PEPPERDINE UNIVERSITY
5/25/2012

SGA and students disconnected

Staff Editorial

Less than 500 students voted in last week’s SGA elections. The representative student body, SGA, has the potential to be a powerful voice on campus that can present administrators with suggestions and solutions backed by the weight of the student body. With approximately 1/6th of the student body voting for the 31 open positions in SGA, the student body has failed to support the only organization on campus that has the ability to get student ideas to administrators.

SGA’s of the past have helped students with little things on campus like clocks in the classrooms to larger concerns such as the current project to have left-over caf points at the end of the year used to buy food for the homeless. The Senate needs students to function as an efficient organization.
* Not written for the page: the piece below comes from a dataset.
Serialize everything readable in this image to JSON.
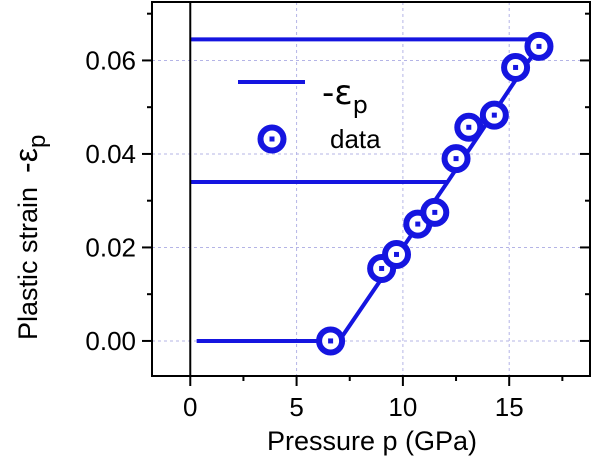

Students need to run for offices, vote for their representatives and attend the weekly meetings to enact change on campus.

Students are letting down SGA with low levels of participation making it nearly impossible for the group to effectively represent the student body.  The apathy of students in voting and even running for office, five positions remain vacant, is undercutting SGA’s ability to speak with authority. The administrators of the University are not going to value the voices of student representatives if the students do not care.

The low voter turnout for this election cycle originates from the change in voting. Instead of having elections for sophomore, junior and senior positions in the Spring and then freshmen elections in the Fall, this year all the class positions were elected in the Fall. Another addition to the online ballot was the 14 Housing Senators.

Students can no longer complain about SGA wasting money or not doing anything for the students when the student body does not event take five minutes to vote for SGA representatives.

Ryan Harvey, SGA vice president of administration, attributes the low voting number to the new system of having all positions up for the student body to vote.

According to Harvey, the candidates are responsible for encouraging students to vote and not that of the already elected SGA members.

With confusion being pegged as the main reason for almost half as many students voting for SGA representatives this year compared with previous years, SGA failed to inform student of the changes. SGA publicized the new voting practices and encouraged people to vote by manning a table in the caf, posting signs in the quad and a mass e-mail from SGA President Kevin Mills.

The Senate also chose to raise awareness by bringing a goat to campus for two hours during the day of voting. The “vote goat” was used to spark conversation and create a way to liven up student debate, Mills said.

With major changes in voting SGA needed to inform students about the changes and encourage them to vote.

To fill the empty seats the elected representatives of the Senate nominated students at Wednesday’s meeting. The students will be contacted by SGA to determine if they desire to serve. The nominees for the empty seats will speak to the Senate at next week’s meeting behind closed doors, and a vote will be taken for their temporary confirmation. They will serve until the next election in November, Harvey said.

These appointed senators will have the same voting power as the class and housing senators that were elected by the students without actually being elected by the student body.  

It is important for the Senate to have two-thirds of its members present at the meetings to pass or debate resolutions. For the 38 voting positions, one of which is Mills used to break a tie, means that only 13 members can be missing.

With the five empty seats only eight members of the Senate can be absent. If the empty seats were holding up SGA from progressing the spots should be filled as quickly as possible. The positions are not holding up SGA, and students should be allowed to run and vote again, this time with notice from SGA about the changes.